[Before the Civil War] when Americans spoke of filibusters, they meant private armed groups mounting criminal military expeditions against foreign countries from U.S. territory…As filibustering faded away as a word for military aggression, it naturally morphed into political applications for aggressively stalling laws.
~Robert E. May, February 27, 2021
It’s no surprise that the word “filibuster” has a particularly gnarly origin or that “filibusters” were aggressive lawbreakers who did not respect borders or limits of any kind. Which is richly ironic because the word has morphed into something that is not so different—a filibuster is the moral equivalent of trespassing, crossing a boundary without regard for the law. In a word, the filibuster is a travesty. A gross violation of a bedrock principle of representative democracy—majority rule.
There are two related reasons why the filibuster is anathema to the proper functioning of a republic. One reason is based in theory, the other in practice. Neither reason has anything to do with partisanship. Contrastingly, the only reason for NOT abolishing this anachronism has everything to do with partisanship.
Representative democracy based on majority rule is logical; anything else is utterly illogical and self-defeating. If the minority can resort to a simple parliamentary maneuver to defeat the majority, the popular will is a chimera, as the system is neither representative nor democratic.
The second reason to advocate the death of the filibuster arises from the urgent need to give new life to official accountability. A democratic republic by definition is a system in which adult citizens (aka, voters) choose representatives via regular, free and fair elections. Elected representatives make the rules. They alone have power to make or abolish laws the rest of us are compelled to obey. In a republic, it is the will of the majority that gives legitimacy to the awesome power and authority lawmakers exercise.
Sovereign states can and do differ fundamentally but they all claim a monopoly on the legitimate use of coercive force. The United States is no exception. Government at all levels—federal, state, and local—can and does punish noncompliance with the law.
Another name for “republic” is limited democracy. When enforcement is done selectively based on class and connections, it is a sure sign that accountability in a limited democracy is too limited. A republic that allows accountability to be severely limited either with a filibuster broad-axe or death by a thousand cuts will eventually lose contact with democracy altogether. Why believe in a failed system?

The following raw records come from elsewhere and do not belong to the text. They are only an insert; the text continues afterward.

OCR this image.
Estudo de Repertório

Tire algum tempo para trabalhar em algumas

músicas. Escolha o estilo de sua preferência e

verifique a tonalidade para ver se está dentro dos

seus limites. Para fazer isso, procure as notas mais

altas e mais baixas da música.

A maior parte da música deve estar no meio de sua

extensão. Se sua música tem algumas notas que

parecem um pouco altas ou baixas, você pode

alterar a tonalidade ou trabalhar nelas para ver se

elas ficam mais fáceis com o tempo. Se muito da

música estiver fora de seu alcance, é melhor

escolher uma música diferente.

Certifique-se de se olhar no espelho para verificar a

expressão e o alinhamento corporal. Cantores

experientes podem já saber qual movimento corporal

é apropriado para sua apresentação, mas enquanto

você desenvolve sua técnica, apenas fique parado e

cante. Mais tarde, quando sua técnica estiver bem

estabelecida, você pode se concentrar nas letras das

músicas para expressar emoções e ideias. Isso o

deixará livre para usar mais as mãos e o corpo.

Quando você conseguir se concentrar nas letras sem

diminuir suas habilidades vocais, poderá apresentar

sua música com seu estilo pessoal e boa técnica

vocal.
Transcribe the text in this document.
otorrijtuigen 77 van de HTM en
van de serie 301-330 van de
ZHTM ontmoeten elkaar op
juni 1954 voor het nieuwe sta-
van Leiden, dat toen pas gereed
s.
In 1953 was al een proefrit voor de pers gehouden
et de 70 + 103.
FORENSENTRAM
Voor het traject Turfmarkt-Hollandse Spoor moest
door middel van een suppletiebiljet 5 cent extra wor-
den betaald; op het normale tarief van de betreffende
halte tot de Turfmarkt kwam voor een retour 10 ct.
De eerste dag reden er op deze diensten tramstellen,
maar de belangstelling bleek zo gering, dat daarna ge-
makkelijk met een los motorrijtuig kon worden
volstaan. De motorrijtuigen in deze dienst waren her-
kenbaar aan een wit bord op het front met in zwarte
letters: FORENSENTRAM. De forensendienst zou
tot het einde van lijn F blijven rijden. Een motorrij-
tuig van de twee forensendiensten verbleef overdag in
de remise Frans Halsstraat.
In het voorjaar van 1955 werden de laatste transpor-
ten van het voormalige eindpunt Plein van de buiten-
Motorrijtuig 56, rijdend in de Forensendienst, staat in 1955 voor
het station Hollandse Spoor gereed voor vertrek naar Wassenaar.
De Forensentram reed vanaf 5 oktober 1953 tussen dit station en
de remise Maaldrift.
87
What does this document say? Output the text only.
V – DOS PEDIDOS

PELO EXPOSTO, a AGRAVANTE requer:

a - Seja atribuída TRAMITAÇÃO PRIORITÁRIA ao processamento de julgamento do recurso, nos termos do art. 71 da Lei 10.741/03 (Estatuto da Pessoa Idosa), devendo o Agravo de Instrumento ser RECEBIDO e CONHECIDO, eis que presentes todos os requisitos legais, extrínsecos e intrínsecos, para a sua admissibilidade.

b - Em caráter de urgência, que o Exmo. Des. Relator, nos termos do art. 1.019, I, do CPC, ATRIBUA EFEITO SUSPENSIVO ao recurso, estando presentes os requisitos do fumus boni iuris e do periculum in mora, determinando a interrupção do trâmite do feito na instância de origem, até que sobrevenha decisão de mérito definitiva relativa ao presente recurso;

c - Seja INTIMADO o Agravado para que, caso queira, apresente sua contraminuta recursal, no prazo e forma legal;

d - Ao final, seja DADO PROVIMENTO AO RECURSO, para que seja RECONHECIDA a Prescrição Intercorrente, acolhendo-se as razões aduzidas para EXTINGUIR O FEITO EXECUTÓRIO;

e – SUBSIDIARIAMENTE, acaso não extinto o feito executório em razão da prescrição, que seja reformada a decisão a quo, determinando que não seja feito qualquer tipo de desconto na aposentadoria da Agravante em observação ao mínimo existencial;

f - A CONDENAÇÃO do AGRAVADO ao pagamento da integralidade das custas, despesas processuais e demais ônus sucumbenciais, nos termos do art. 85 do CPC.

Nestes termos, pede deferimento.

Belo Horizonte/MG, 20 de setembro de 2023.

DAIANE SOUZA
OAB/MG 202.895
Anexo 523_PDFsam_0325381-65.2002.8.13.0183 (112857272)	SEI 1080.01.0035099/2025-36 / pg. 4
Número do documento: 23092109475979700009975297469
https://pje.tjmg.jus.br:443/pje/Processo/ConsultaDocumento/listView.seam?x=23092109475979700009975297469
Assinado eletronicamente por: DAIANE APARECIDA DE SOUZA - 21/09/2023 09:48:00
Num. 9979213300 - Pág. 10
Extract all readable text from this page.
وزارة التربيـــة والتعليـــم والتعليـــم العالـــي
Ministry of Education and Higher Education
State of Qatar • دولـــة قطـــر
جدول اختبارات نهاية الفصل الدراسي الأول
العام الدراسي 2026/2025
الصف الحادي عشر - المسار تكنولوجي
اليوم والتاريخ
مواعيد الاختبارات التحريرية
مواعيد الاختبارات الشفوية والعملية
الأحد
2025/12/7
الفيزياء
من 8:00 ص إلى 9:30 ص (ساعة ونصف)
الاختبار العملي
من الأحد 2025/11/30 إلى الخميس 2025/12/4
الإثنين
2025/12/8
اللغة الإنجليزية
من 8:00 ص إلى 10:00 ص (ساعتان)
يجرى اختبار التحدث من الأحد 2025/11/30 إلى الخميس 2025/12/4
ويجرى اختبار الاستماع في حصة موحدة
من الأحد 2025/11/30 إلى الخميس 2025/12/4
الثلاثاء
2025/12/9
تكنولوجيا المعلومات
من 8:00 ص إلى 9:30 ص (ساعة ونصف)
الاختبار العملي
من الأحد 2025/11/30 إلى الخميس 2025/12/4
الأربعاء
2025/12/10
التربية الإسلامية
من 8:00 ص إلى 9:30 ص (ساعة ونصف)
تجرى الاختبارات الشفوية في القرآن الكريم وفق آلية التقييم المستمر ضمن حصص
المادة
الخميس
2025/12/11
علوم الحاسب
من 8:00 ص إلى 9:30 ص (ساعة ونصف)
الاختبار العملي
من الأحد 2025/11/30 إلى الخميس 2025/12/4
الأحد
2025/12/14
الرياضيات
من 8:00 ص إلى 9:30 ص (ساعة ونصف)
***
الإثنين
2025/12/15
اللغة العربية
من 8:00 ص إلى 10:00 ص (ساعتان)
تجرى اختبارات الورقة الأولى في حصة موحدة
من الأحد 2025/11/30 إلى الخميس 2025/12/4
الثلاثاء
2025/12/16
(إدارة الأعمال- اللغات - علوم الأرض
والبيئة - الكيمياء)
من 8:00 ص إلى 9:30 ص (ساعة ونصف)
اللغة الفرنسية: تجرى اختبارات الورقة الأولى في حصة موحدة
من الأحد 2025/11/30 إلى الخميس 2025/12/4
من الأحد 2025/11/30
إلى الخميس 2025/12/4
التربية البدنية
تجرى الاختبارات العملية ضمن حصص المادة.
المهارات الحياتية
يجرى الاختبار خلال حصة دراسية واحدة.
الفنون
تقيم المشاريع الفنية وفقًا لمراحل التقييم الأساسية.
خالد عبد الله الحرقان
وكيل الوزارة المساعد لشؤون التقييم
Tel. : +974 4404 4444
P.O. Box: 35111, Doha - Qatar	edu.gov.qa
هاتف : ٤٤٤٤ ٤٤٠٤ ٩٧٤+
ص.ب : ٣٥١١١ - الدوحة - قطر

Hence the absolute need for accountability. If elected representatives endeavor to pass new laws that bid fare to alter the conditions of life for the many while serving the interests of the few or change key rules under which society is governed without seeking the consent of the majority—the door to dictatorship is thrown wide open.
In British-style parliamentary systems, governments can fall at any time if they lose the confidence of the electorate. In the United States, we are stuck with a president for four years, but as voters we can change which party makes the laws, confirms or rejects appointments to key cabinet posts and federal courts, raises an army and navy, and, under the Constitution, decides when America goes to war.
The problem with the filibuster is that it all but eclipses the issue of responsibility for laws and policies, which increasingly has fallen to presidents to decide by virtue of executive orders. That makes sense to many onlookers because, after all, “the government” (aka, Congress) is in a permanent state of gridlock. So the next time an election rolls around, it’s not at all clear even to the most independent and conscientious voter which party is to blame for the things that have gone wrong since the last election. Of course, things always go wrong. In politics, Murphy’s Law applies in spades.
The idea that without the filibuster one side or the other can run wild when they have a majority is nonsense. Abolish it and watch what happens when either party tries to do that. We very recently witnessed the closest thing to an insurrection aimed at overthrowing constitutional government since the Civil War. And let’s not forgot: The existence of a filibuster that can–and has—turned minority rights into minority rule did not prevent the January 6 assault on the Nation’s Capitol.
Most American voters favor middle-of-the-road politics and politicians. Most are more conservative, traditional, and moderate, than socialist, reformist, or radical. The word “liberal” no longer has any connection to its origins in19th century British politics and it meaning has been so badly distorted by Republicans (authentic liberals in the original sense of the word)), to say nothing of social media, that it’s primary use now is polemical rather than analytical. Throwing the rascals out is always a possibility (as you know, it happens in quite often midterm elections), but holding the rascals feet to the fire is another matter altogether.
In Abe Lincoln’s first inaugural address, there is a passage that speaks volumes about the current state of politics in the Nation’s Capitol. I will close with the prescient quote from a recent article by writer Fintan O’Toole in the New York Review of Books provocatively entitled “To Hell with Unity”:
Lincoln reflected on what must happen when a minority insists on its right to overturn the properly expressed will of the majority: “The rule of a minority, as a permanent arrangement, is wholly inadmissible; so that, rejecting the majority principle, anarchy or despotism in some form is all that is left.” The rule of a minority as a permanent arrangement is the underlying project of a Republican Party that cannot win majorities in presidential elections.